To Scan or Not to Scan: The Use of CT
July 4, 2010 4 Comments
Margaret Polaneczk writes in her piece Was it Defensive Medicine or a Necessary Test? about the CBS news story from a couple of years ago regarding a college student who had a CT scan in the emergency department which revealed an ovarian cyst. This has inspired me to address the issue of the CT scan again. Refer to an earlier entry, On CT Scans, which addresses some of the more recent articles in the New England Journal of Medicine.
First, let’s look at the facts: the frequency of CT scans in this country has increased astronomically over the last two decades. There are now over 70 million scans done in the United States per year – this is 23 times the number of scans done in 1980. Although the jury is still out on the exact degree of malignancy risk, its presence is undeniable. For a pediatric head CT, the risk of developing fatal cancer falls somewhere between 1:1000 and 1:5000. For abdominal CT scans on a 25-year-old, the risk of cancer is approximately 1 in 900 and the risk of fatal cancer is approximately 1 in 1800. For a 50-year-old, these numbers decrease to 1 in 1500 and 1 in 2500, respectively. As age increases, risk decreases. The approximate number of deaths attributable to CT scan annually in the United States is 700 for head scans and 1800 for abdominal scans, with 170 and 310 of these accounting for pediatric deaths (Brenner D., et al. Estimated risks of radiation-induced fatal cancer from pediatric CT. AJR Am J Roentgenol 2001; 176:289-296).
The cost of a CT scanner is $500,000, but hospitals keep these scanners for up to three years or more and amortize the cost over this period. There are about 6000 CT scanners in the United States – with 70 million scans done annually, that amounts to 11,700 CT scans per machine. This varies depending on hospital size. I would imagine that larger academic hospitals perform in the range of 20,000 to 30,000 CT scans per year. The marginal cost to run the CT machine is minimal – between $30 and $50 dollars a scan, so the average total revenue for the hospital from CT scans is quite high – approximately $400 per scan. This amounts to $4.7 million in revenue from CT scans alone.
Whether or not cost should be factored into this analysis is debatable, but the bottom line is that the marginal cost of a single CT scan is relatively low, even though the cost to patients (or insurance companies) ranges from $1200 to $3200.
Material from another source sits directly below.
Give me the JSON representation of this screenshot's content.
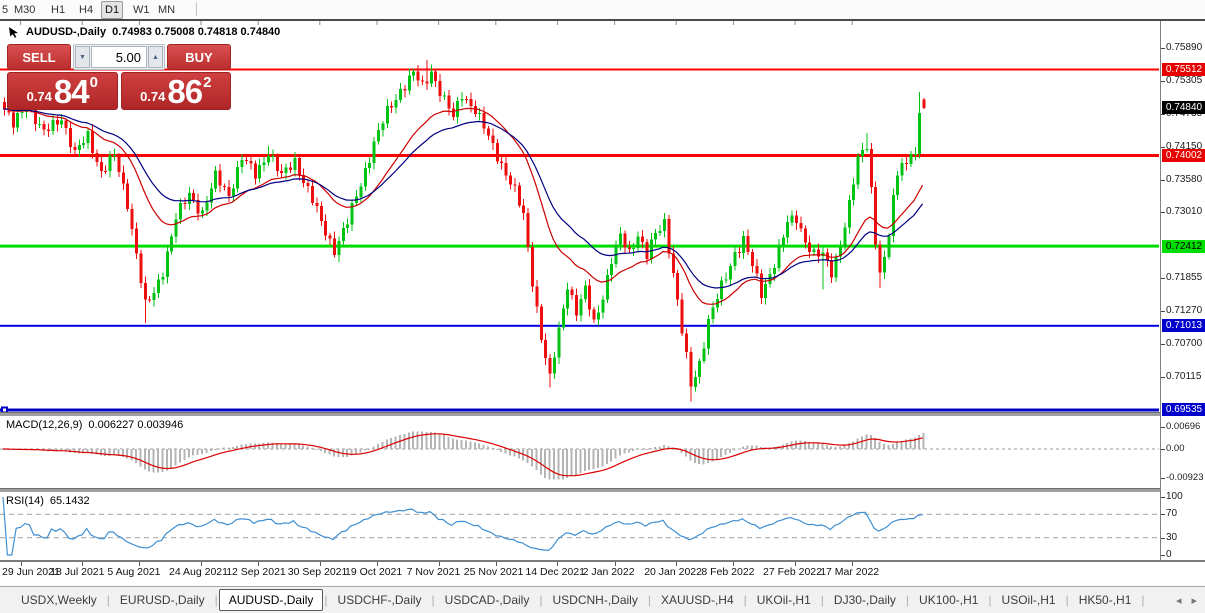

When it comes to something like abdominal pain, new studies (Imaging strategies for detection of urgent conditions in patients with acute abdominal pain: diagnostic accuracy study) have demonstrated that performing an abdominal ultrasound first not only increases diagnostic accuracy but also allows physicians to avoid CT scans if they can make a definitive diagnosis on ultrasound. Another study (Identification of children at very low risk of clinically-important brain injuries after trauma) indicates certain essential elements of a good history and physical can provide physicians with enough evidence to avoid head CTs in pediatric trauma.
As emergency physicians become better skilled in ultrasound use, we can make quick diagnoses at the bedside rather than having patient care delayed due to additional studies. Ultrasound is a cheap, safe, portable, and is an effective method for evaluating patients with possible ovarian torsion, cholecystitis, hydronephrosis, congestive heart failure, and sometimes even appendicitis – especially in children. It has essentially become a new part of the physical exam for physicians who are adept in its use. It is the modality of choice in the emergency department, where efficiency and accuracy are of utmost importance. As we become more skilled in its use, my hope is that we will be able to decrease the number of unnecessary CT scans and to accelerate the process of appropiate diagnosis and treatment.